- Main poster
- Hangul: 지하도
- RR: Jihado
- MR: Chihado
- Directed by: Choi Woo-sik
- Starring: Shin Hyun-soo Lee Yu-ji Go Geon-han
- Production company: EO Content Group
- Distributed by: KT Studio Genie
- Release date: August 13, 2026;
- Running time: 92 minutes
- Country: South Korea
- Language: Korean

= Underground (2026 film) =

2026 South Korean film

Underground is a 2026 South Korean mystery horror film directed by Choi Woo-sik. The film starring Shin Hyun-soo, Lee Yu-ji, and Go Geon-han.
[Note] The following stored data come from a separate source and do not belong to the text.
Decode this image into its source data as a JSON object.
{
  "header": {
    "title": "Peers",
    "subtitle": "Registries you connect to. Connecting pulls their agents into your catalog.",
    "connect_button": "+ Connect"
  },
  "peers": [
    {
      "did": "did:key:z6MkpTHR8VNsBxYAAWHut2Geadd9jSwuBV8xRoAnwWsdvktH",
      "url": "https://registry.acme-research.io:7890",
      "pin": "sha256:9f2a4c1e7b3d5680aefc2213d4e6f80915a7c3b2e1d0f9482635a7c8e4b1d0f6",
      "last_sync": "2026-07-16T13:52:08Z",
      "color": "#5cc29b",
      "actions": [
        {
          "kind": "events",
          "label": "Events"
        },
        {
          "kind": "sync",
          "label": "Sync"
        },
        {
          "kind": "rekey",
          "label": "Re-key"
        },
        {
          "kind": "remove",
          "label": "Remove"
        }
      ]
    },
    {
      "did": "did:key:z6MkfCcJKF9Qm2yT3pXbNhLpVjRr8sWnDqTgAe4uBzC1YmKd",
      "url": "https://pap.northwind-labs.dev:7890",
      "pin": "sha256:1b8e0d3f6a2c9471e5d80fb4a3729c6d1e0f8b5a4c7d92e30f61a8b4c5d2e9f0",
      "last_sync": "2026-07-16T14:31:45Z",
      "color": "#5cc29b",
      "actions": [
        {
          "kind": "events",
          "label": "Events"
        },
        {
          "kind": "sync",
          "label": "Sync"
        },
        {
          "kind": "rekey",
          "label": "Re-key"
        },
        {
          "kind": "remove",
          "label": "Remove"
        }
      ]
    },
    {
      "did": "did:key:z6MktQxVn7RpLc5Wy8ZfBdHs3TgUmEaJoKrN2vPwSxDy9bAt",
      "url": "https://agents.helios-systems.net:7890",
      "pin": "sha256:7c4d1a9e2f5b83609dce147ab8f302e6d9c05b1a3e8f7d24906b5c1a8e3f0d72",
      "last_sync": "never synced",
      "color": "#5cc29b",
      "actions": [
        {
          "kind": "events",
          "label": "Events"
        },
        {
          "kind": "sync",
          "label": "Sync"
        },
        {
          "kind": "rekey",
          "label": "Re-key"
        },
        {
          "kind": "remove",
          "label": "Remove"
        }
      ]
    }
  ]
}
It follows the story of a team leader who returns to the subway construction site where work had been halted due to a fatal accident, and he faces endless terror and escape in an underpass where the vengeful spirits of that day have returned.

The film was released on August 13, 2026, through Internet Protocol television (IPTV), video on demand (VOD), and OTT platforms in South Korea.

==Plot==
Seung-hyun, a construction team leader at a construction company, is ordered by his site manager to inspect the site in preparation for the resumption of the Dohak Station extension project, which was halted two years ago following a fatal accident. There, he meets Joo-young, who introduces herself as a railway construction employee, and the two enter the underground passage together.

The underground passage has been deserted, and its damp, oppressive atmosphere is intensified by the monsoon season. Suddenly, the sound of blasting comes from somewhere in the distance. But the construction was clearly suspended. To make matters worse, there is no cell reception, cutting them off from the outside world.

Just as Seung-hyun and Joo-young, sensing that something is wrong, attempt to leave the underground passage, two unidentified workers, Chung-hyun and Dong-jin, appear and threaten them. Terrified, they desperately try to escape, but no matter how far they run, there is no exit.

Meanwhile, Han Sang-jin, the head of the construction company, and Master Gwi-mun, a shaman, arrive at the underground passage at Dohak Station to perform a ceremony for the resumption of construction. When the ritual begins, Master Gwi-mun becomes possessed by a spirit. Overcome by rage, the vengeful spirits inflict harm on both Han Sang-jin and the shaman himself. They attempt to uncover the entity that has lured them into the depths of darkness.

==Cast==
- Shin Hyun-soo as Kwon Seung-hyun
- Lee Yu-ji as Joo-young
- Go Geon-han
- Lee Chang-min
- Moon Seong-bok
- Park Hyun-young
- Jeong Hyeong-seok
- Hong Hee-yong
- Hong Sung-pyo

==Production==
===Development===
The film was produced by EO Contents Group, a production company known to produce the horror thriller series and film including Night Has Come, Bloody Flower, Dear Hongrang, and The Ghost Game.

===Casting===
On October 2, 2024, the film was first publicly announced, with its cast confirmed including Shin Hyun-soo, Lee Yu-ji, and Go Geon-han as lead actors, along with Lee Chang-min, Moon Seong-bok, Park Hyun-young, Jeong Hyeong-seok, Hong Hee-yong, and Hong Sung-pyo.

===Filming===
Principal photography began on September 29, 2024.

==Release==
===Home media===
It was released on August 13, 2026, in South Korea through Internet Protocol television (IPTV), Video on demand (VOD), and OTT platforms, including KT Genie TV, SK Btv, LG Uplus, KT SkyLife, Wavve, Coupang Play, and Watcha.